Both countries are highly dependent on oil imports and find themselves competing in Central Asia, the Middle East, Africa and elsewhere for oil and other natural resources.

The Indian government has encouraged the state-owned multinational Oil and Natural Gas Corporation (ONGC) to enter into a partnership with Petro Vietnam to drill for oil in the hotly disputed waters of the South China Sea. China has warned India against proceeding with drilling there but New Delhi is pushing ahead nonetheless. Earlier this month the issue of the South China Sea was a major topic of discussion at the 5th Indo-US intergovernmental “Dialogue on Asia-Pacific.”

While India gets entangled with US imperialism’s machinations in Asia, Indian strategic analysts accuse China of seeking to encircle India.
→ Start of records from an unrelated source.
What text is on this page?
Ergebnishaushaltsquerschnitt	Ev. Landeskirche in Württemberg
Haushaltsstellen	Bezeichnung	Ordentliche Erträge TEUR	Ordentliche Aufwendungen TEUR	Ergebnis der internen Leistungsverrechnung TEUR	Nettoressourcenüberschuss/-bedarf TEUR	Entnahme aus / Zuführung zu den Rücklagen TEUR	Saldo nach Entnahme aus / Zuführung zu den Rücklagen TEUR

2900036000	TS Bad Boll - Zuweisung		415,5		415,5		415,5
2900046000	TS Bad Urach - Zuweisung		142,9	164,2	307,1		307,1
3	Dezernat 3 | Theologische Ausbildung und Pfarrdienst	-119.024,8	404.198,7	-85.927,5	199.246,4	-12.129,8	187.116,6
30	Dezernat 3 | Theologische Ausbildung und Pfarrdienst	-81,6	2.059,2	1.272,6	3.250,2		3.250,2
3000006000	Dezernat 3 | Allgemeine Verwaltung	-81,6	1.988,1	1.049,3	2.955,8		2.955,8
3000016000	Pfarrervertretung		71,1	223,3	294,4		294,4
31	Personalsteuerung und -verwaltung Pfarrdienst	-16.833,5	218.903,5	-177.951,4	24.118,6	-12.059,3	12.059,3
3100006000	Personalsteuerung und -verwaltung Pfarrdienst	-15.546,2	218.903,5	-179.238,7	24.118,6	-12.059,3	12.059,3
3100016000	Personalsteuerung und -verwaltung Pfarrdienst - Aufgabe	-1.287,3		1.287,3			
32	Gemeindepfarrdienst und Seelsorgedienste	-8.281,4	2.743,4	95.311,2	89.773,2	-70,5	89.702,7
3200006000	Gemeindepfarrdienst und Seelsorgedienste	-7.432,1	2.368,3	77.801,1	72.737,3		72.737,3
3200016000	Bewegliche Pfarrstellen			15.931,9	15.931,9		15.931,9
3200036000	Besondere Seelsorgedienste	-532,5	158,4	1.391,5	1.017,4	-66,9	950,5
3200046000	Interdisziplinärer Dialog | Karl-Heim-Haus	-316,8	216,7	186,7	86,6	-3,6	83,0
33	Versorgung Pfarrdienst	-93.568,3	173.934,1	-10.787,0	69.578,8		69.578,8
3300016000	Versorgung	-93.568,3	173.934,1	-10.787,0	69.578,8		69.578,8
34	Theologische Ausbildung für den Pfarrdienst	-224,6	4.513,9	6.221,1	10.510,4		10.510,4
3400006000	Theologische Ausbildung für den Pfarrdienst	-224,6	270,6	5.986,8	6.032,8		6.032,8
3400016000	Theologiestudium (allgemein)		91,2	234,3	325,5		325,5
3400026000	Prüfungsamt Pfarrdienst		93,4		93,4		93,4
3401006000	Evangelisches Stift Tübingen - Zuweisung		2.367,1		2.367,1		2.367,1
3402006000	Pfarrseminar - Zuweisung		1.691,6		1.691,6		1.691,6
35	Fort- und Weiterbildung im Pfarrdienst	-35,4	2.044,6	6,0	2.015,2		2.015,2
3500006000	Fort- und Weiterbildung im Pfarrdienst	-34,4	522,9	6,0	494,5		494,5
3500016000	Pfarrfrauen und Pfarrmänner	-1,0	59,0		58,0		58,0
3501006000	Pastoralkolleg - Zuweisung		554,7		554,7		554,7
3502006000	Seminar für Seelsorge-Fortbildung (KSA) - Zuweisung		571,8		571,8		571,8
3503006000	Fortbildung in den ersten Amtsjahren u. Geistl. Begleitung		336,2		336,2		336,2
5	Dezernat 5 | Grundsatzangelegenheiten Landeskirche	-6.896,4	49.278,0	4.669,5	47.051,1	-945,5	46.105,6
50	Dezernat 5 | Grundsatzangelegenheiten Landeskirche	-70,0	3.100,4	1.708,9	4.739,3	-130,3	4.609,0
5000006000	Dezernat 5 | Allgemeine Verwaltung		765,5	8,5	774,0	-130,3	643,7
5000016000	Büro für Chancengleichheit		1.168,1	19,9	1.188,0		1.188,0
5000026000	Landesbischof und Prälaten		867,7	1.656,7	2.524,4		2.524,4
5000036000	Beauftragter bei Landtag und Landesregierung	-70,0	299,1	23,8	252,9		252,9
To support this charge, they point to China’s close partnership with Pakistan and to China’s “string of pearls” strategy that involves Beijing seeking influence in south and southeast Asia and building and gaining access to ports and airfields across the Indian Ocean region.

In reality, Chinese’s strategic push into southern Asia is largely a response to the US’s predatory wars in Iraq and Afghanistan, its naval predominance, and the Pentagon’s well-known strategy of seeking to maintain a vice-like grip on the Straits of Malacca and other key Indian and Pacific Ocean choke points, so as to be able to threaten the sea lanes through which most of China’s oil imports and much of its trade pass.

India, meanwhile, is pursuing its own plans to build a blue-water navy and assert a leading role in policing the Indian Ocean. Here too the US is encouraging India’s ambitions, helping fuel an arms race that threatens the people of Asia and the world with catastrophe.